La mère ne répond rien, mais elle préfère les chansons de son temps, dans lesquelles on découvre de beaux hommes à moustache fine, des jeunes filles sérieuses tenant des bouquets. Ces couples-là maintenant seraient nos grands-parents .
Hélène pousse un cri et sursaute dans le lit.
« C’est un cauchemar, pense la mère, faut-il la réveiller ? »
Un court instant elle réfléchit.
Non. À quoi bon ? Un rêve ne dure pas, sans doute celui d’Hélène est-il déjà terminé, tandis que la réalité est toujours là, imperturbable et constante. Rien n’est plus persévérant que la vérité, on essaie de l’oublier, on y parvient et vlan ! la revoilà, narquoise. On marche toute sa vie dans du présent. À force d’y réfléchir, on en a marre. Alors on pense à des faits passés, admis — il faut du temps pour admettre les faits — qui, pourtant, sont arrivés au présent.
Hélène pousse un second cri, plus plaintif ; un cri d’égorgé qui vomit sa dernière bouchée de sang, un cri obscur et triste qui pend, tué, au bout des lèvres.
« Mon Dieu ! se dit la mère, peut-être rêve-t-elle que nous allons être arrêtés. »
Doucement elle secoue le bras d’Hélène et dans Hélène il doit se produire comme un message en morse.
— Hem ? fait-elle, avec le nez.
Son éveil provoqué est une question.
Voilà, le rêve doit être coupé en deux comme un ver, il se tortille dans la mémoire de rêve d’Hélène et cesse de l’effrayer.

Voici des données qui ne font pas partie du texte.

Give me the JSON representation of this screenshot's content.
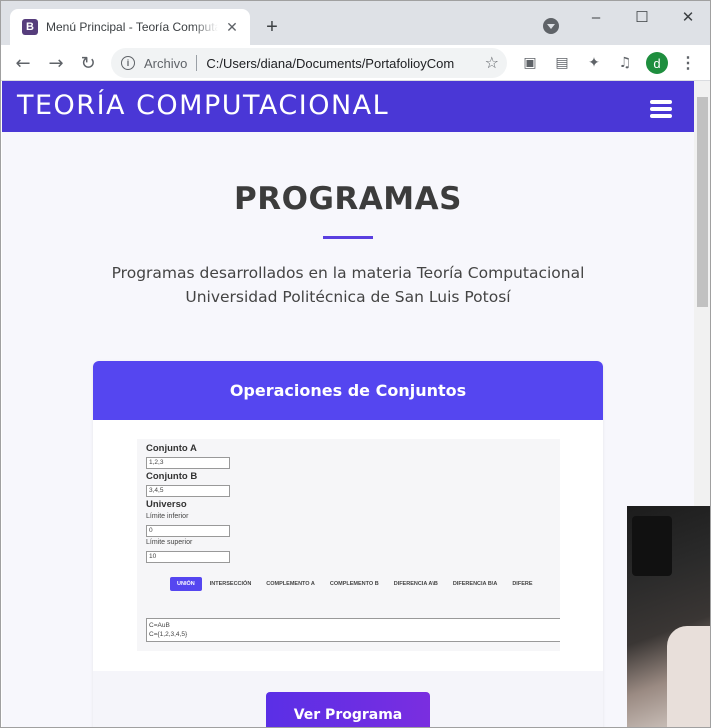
{
  "browser": {
    "tab": {
      "favicon_letter": "B",
      "title": "Menú Principal - Teoría Computacional",
      "close_glyph": "✕"
    },
    "new_tab_glyph": "+",
    "window_controls": {
      "minimize": "–",
      "maximize": "☐",
      "close": "✕"
    },
    "address": {
      "security_chip": "Archivo",
      "url": "C:/Users/diana/Documents/PortafolioyCom"
    },
    "profile_initial": "d",
    "accent": "#1e8e3e"
  },
  "site": {
    "brand": "TEORÍA COMPUTACIONAL",
    "nav_color": "#4a37d6",
    "section_title": "PROGRAMAS",
    "subtitle_line1": "Programas desarrollados en la materia Teoría Computacional",
    "subtitle_line2": "Universidad Politécnica de San Luis Potosí",
    "card": {
      "title": "Operaciones de Conjuntos",
      "button_label": "Ver Programa",
      "preview": {
        "set_a_label": "Conjunto A",
        "set_a_value": "1,2,3",
        "set_b_label": "Conjunto B",
        "set_b_value": "3,4,5",
        "universe_label": "Universo",
        "lower_label": "Límite inferior",
        "lower_value": "0",
        "upper_label": "Límite superior",
        "upper_value": "10",
        "tabs": [
          "UNIÓN",
          "INTERSECCIÓN",
          "COMPLEMENTO A",
          "COMPLEMENTO B",
          "DIFERENCIA A\\B",
          "DIFERENCIA B\\A",
          "DIFERE"
        ],
        "output_line1": "C=AuB",
        "output_line2": "C={1,2,3,4,5}"
      }
    }
  }
}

La mère retient son souffle, Hélène se rendort.
Est-ce « qu’ils » font du mal aux femmes ?
« Ils » ne peuvent pas les fusiller en tout cas. Hélène n’a rien fait. Bien sûr, elle a fréquenté un officier allemand, mais ce n’est pas un crime. M. Otto était un homme comme les autres et, dans un sens, mieux que les autres. Il ne disait pas de mal des maquisards, il avait même l’air de mépriser la tenue de milicien de Petit Louis.
« — Je vous souhaite notre victoire », murmurait-il parfois de sa belle voix distinguée.
La mère ne comprenait pas la pensée de M. Otto. Maintenant une grande lumière de vérité l’inonde. Comme elle regrette leur vie passée ! Ou plutôt, elle regrette que leur vie se soit déroulée de cette façon. Elle ne déplore pas leurs actes, mais les circonstances qui les ont provoqués. Le pénible, dans l’existence, c’est d’avoir à prendre des décisions. Même lorsqu’on laisse couler la vie, il faut décider de ne pas intervenir dans l’accomplissement du destin. Ainsi quand la mère s’est trouvée enceinte d’Hélène, le père a dit :
« — Tu devrais en parler à Mme Baudouin. »
Mme Baudouin, c’était une voisine qui s’en faisait passer un, au moins, toutes les années.
Le père parlait d’un air hypocrite, dans le genre Judas.
La mère a demandé :
« — Tu crois qu’on ne pourrait pas s’offrir “ça” ? »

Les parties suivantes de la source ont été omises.